All the raw ingredients were blended and were made to be boiled with vinegar with all the other stuff added inside. Water was being used to thin it abit and I told them that this sauce needs to be evaporated and becomes a thick sauce. The process takes from 1 to 2 hours time depending on how ‘fierce’ the fire from the rocket stove would be.
I took a high stool and sat and narrated them on how to prepare the mid-afternoon snack, dinner, as well as supper and they, took down the notes and from that notes, I would observe how fast their creativity and imaginative minds would work.
“Culinary is an art, a passion as well as using one’s creativity, whether to serve a single person or a 100 people in a buffet style. Just by looking at the ingredients and the name of the menu, you could use it to twist them around and create your own menus.”
“This week you would be guided but the next you would have the ingredients before you and you need to brief me what you would be doing for lunch, mid-afternoon snacks, dinner and supper.”

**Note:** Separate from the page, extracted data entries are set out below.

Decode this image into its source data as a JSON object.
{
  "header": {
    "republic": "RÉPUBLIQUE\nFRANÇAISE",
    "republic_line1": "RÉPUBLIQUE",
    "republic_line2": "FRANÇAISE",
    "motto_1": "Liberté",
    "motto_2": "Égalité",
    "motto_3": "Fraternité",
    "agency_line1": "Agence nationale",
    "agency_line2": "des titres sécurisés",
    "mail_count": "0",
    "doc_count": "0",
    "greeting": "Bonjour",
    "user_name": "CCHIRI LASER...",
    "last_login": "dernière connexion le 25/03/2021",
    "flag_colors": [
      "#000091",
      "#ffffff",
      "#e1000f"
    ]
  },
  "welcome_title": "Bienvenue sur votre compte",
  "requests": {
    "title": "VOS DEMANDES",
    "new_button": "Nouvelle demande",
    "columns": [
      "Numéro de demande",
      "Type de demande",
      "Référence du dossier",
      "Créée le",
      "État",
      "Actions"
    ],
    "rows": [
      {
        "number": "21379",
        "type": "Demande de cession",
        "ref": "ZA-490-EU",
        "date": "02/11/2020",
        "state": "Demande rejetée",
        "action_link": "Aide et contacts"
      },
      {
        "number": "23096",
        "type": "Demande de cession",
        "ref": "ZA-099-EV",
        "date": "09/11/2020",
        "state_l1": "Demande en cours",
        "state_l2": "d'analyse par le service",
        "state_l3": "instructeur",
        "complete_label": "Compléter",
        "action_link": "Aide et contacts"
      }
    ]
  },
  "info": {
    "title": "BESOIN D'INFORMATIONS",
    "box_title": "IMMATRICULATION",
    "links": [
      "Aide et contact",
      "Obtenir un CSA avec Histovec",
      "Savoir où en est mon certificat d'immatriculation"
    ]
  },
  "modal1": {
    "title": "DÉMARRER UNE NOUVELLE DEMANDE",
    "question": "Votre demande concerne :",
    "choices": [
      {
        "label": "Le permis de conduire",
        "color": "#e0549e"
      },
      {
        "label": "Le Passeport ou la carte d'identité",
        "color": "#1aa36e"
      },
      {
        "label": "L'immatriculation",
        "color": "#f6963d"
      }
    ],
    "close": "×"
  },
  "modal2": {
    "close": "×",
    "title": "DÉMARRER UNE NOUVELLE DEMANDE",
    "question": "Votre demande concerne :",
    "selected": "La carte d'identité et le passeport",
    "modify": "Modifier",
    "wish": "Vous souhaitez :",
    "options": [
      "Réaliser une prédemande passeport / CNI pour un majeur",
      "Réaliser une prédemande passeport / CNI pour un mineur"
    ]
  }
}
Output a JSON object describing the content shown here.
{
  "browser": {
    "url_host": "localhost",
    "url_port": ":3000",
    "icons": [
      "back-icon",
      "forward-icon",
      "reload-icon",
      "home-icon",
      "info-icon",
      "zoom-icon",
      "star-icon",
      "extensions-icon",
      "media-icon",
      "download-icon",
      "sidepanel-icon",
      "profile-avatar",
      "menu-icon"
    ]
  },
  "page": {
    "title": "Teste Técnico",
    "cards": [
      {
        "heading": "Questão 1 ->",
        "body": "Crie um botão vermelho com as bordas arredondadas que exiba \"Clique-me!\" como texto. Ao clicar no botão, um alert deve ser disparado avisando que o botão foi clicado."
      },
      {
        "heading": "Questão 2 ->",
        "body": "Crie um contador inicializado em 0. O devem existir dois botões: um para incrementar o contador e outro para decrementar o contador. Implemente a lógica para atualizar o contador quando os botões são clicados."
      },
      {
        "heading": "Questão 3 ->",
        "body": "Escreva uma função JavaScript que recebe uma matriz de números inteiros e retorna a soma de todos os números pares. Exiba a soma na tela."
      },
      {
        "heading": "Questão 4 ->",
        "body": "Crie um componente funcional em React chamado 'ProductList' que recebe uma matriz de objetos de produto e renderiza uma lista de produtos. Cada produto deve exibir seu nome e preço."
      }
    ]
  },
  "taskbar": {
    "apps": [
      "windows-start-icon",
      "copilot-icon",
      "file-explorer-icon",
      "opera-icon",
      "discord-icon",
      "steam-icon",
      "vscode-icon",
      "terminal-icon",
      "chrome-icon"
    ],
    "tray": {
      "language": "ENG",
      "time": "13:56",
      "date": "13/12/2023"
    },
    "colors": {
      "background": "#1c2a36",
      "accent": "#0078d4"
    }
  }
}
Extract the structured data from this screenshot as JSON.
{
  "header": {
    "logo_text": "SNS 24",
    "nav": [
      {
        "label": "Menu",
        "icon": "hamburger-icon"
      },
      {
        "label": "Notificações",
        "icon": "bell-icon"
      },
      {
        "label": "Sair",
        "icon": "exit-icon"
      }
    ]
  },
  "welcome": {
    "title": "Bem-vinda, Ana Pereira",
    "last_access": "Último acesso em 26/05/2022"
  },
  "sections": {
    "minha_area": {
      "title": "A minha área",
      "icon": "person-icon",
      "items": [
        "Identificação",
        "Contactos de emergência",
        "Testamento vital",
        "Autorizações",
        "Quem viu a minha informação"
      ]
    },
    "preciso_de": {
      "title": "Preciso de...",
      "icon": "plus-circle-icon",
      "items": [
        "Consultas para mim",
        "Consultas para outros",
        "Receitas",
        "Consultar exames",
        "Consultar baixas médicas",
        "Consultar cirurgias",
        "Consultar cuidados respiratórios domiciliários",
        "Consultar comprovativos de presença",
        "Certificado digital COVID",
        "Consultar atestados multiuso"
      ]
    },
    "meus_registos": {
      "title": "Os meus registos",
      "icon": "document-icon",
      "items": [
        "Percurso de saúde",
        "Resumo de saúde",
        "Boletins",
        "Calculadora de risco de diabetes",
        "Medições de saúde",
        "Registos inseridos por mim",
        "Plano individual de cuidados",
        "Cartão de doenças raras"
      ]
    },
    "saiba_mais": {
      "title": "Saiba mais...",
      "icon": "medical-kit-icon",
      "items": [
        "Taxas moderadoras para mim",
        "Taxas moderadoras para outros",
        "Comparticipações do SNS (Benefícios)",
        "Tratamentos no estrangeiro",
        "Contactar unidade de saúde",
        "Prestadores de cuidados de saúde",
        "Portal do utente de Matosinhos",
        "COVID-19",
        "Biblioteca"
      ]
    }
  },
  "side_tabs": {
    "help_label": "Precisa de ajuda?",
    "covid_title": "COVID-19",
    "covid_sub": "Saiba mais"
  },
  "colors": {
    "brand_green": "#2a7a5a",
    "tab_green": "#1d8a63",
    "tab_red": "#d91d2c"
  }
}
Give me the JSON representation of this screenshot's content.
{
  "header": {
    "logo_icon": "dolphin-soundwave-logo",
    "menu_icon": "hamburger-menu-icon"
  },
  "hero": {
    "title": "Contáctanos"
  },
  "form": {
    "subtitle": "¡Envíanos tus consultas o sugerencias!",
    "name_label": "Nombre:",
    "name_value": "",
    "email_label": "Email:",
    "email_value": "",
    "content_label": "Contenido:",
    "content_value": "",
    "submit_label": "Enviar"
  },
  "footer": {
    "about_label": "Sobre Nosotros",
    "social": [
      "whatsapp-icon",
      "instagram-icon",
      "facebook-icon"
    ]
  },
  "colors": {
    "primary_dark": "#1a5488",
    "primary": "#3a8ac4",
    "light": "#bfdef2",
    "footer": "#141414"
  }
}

“One thing to remember is, recipes are there for a guideline. You would need to use your creativity and wildest imagination to create it and call it your own. Remember that, ok?”
The interns nodded and find that they had learnt something valuable in their path. When they heard the salary that they would be getting and also a 20% cut from there for my commission for 6 months, they didn’t mind it at all because what they are getting is almost 2x to 3x the amount that was offered by some of the nobles.
It was almost lunchtime and 7 platters were set with the sides and it was time to pour the sweet-spicy sauce around the platter and arrange the roasted chicken in the centre and to bask the roasted chicken with the lemon juice.
Each of the interns took the platter with the lemon roasted chicken and rice in the chafing dish. Each serving of rice would be shaped in a medium bowl before it was upturned on a plate. They saw how it was done and told me it was the first time they had seen this way.
“There’s always a first time for everything, eh?”